Francesca Trianni is an investigative journalist and filmmaker.
Her work has been shown and exhibited at art galleries, at film festivals and at institutions around the world, including the DOC NYC Film Festival, the Fotografiska Museum in New York and the Taormina Film Festival in Italy.
Most recently, Francesca received a Chicken & Egg development grant for her reporting on the rise of cybermercenaries. She also served as a senior editorial producer at Vice News, where she produced long-form documentaries. Francesca spent nearly a year investigating an automotive supplier that knowingly released PFAS, also known as forever chemicals, into the environment. This reporting culminated in a one-hour VICE Special Report, “Toxic Farmland,” which was nominated for a news Emmy.
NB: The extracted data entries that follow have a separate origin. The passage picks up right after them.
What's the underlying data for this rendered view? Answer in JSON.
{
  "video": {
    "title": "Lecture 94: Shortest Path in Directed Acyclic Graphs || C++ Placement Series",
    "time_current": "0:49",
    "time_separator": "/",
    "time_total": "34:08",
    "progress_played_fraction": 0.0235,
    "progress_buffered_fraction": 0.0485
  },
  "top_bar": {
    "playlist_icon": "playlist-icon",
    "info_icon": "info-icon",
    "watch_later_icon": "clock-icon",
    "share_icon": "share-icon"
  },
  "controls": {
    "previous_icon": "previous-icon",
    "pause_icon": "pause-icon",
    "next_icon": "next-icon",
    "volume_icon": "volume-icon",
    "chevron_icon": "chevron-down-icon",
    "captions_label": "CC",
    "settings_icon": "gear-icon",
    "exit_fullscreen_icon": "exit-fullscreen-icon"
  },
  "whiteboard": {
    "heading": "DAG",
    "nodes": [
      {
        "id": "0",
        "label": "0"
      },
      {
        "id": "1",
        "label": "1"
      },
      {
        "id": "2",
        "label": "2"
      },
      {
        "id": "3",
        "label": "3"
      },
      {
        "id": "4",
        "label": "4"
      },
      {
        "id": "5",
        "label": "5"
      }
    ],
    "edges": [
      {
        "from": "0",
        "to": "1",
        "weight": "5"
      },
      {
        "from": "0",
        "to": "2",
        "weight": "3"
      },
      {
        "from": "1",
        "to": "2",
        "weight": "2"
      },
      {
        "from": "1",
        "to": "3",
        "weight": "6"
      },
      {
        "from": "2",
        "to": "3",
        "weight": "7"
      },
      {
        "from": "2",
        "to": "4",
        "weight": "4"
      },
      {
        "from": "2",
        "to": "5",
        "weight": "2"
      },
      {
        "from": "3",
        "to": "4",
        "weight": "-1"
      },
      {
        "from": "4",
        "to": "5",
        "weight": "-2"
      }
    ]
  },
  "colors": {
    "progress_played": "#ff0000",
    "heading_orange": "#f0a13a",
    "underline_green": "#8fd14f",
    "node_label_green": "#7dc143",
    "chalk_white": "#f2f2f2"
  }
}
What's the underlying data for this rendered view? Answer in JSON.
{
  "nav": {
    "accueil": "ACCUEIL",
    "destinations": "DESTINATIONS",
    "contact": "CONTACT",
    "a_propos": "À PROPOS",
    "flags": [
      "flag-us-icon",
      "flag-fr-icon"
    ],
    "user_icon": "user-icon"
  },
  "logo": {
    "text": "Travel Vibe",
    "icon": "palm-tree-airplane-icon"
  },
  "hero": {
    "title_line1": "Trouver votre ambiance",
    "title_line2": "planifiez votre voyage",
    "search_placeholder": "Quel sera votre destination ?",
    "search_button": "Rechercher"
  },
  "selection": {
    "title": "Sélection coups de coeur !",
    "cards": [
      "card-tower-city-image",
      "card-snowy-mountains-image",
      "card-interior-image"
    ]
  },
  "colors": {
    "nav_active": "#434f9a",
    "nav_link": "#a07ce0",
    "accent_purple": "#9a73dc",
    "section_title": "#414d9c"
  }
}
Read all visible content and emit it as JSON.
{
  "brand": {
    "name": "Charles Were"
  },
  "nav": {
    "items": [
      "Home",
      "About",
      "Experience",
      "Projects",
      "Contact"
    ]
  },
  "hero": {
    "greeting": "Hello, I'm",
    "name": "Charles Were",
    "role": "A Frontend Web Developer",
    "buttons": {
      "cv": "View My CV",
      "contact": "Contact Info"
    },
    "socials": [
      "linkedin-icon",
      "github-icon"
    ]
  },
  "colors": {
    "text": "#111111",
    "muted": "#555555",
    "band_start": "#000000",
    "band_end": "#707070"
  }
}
Previously, Francesca spent nearly a decade at TIME, where she directed and filmed Paradise Without People, an award-winning feature-length documentary that follows two pregnant Syrian refugees as they navigate motherhood in a Greek refugee camp. The film, a feature debut from TIME Studios, screened internationally at festivals, including Big Sky and the Stockholm Film Festival, and won Best Documentary at the Taormina and AmDocs festivals.
In 2018, Francesca filmed and produced Finding Home, a multimedia interactive project that won more than a dozen awards, including the World Press Photo Award for Innovative Storytelling, the RTNDA Edward R. Murrow Awards, the POYi contest, and received an Emmy nomination for Outstanding New Approaches in Documentary.
Francesca is an adjunct professor at the Columbia Journalism School, where she graduated with honors. She has also been a guest speaker and mentor for dozens of storytelling programs, including the Video Consortium's 2021 Sony Mentorship Program, the International Center of Photography, and the Mountain Workshops.